The mayors left the White House delighted by the prospective increase in federal aid.

"This will give us the seamless approach to how we deal with the issue of terrorism in America," said Boston Mayor Thomas M. Menino, adding that $3.5 billion "goes a long way to helping cities deal with the issues, the training, the equipment, and all those things that are necessary to make sure cities are prepared if we ever have another day like Sept. 11."

Nevertheless, Los Angeles Mayor James K. Hahn said he and other city leaders would continue to seek federal reimbursement for the millions of dollars--$45 million by July 1 in Los Angeles' case--that the cities are spending on security.

"We don't expect to get every single dime back, but I think we are not giving up on our request for reimbursement," Hahn said. "What's been difficult for us has been the additional overtime dollars. That's really dug a hole in our budget this year."

In contrast to the mayors, some members of Congress expressed concern that such a sudden increase in funds over which the federal government would exercise relatively little control could result in considerable waste.

Rep. Jane Harman (D-Venice) criticized the president for an "ad hoc, inconsistent and confusing" strategy. "There needs to be a comprehensive and detailed strategy, based on threat assessment, to prevent or respond to future attacks," she said.

The president unveiled his homeland security plans, which will be part of the budget he sends to Congress on Feb. 4 for fiscal year 2003, one day after revealing his intention to ask for a $48-billion boost for the military. Today he travels to Portland, Maine, to highlight port security and border control, aspects of homeland security.

With the approach Tuesday of his first State of the Union address, Bush and his top aides have been working to tout popular spending initiatives. They are not talking about the many programs that face cuts, nor about earlier presidential initiatives such as Social Security reforms and prescription drug coverage, which stand little chance of enactment in the new climate of budget deficits.

As with his announcement of the huge Pentagon budget increase, neither Bush nor the White House gave many details of his homeland security plans. Aides told reporters to wait for the president's speech and the submission of his budget.

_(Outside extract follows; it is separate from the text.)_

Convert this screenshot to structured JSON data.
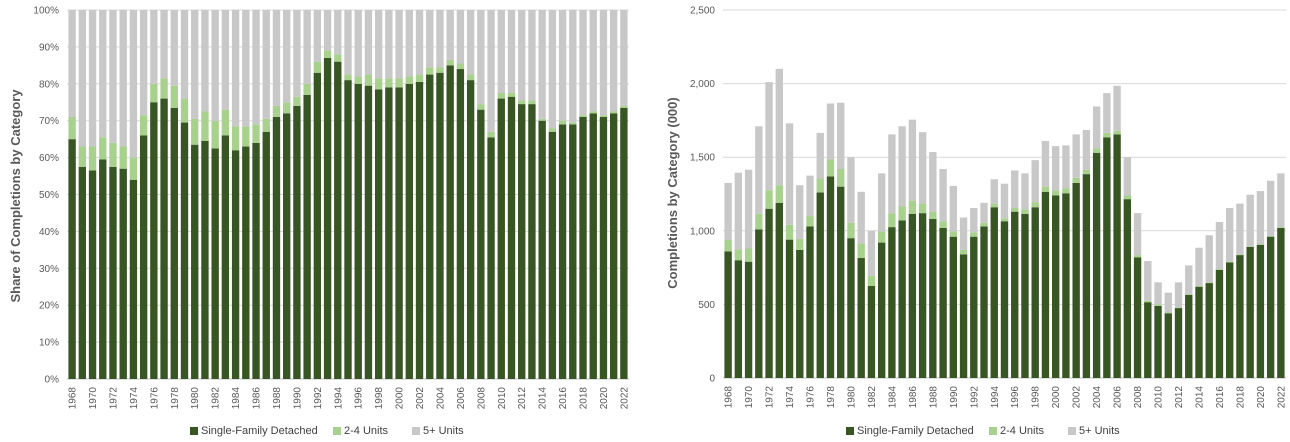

Bush also said he was ordering the Federal Emergency Management Agency to bring about compatibility in communications and rescue equipment among the nation's 36,000 municipalities.

His press secretary, Ari Fleischer, said the $37.7 billion in homeland security funds for next year would be spread across many government agencies and represented a combination of beefed-up existing programs and new ones.

The sharply increased support for first responders would include $2 billion to buy emergency equipment and $1.1 billion to train rescue personnel to deal with chemical and biological attacks.

Fleischer said the most populous states would receive the most federal aid. The states in turn would parcel out the funds to their cities and counties.

Border control, another aspect of homeland security, is budgeted at $8.7 billion in the 2002 fiscal year, which ends Sept. 30. The funds are shared by the Immigration and Naturalization Service, the Customs Service, the Agriculture Department's food inspection bureaus and the Coast Guard.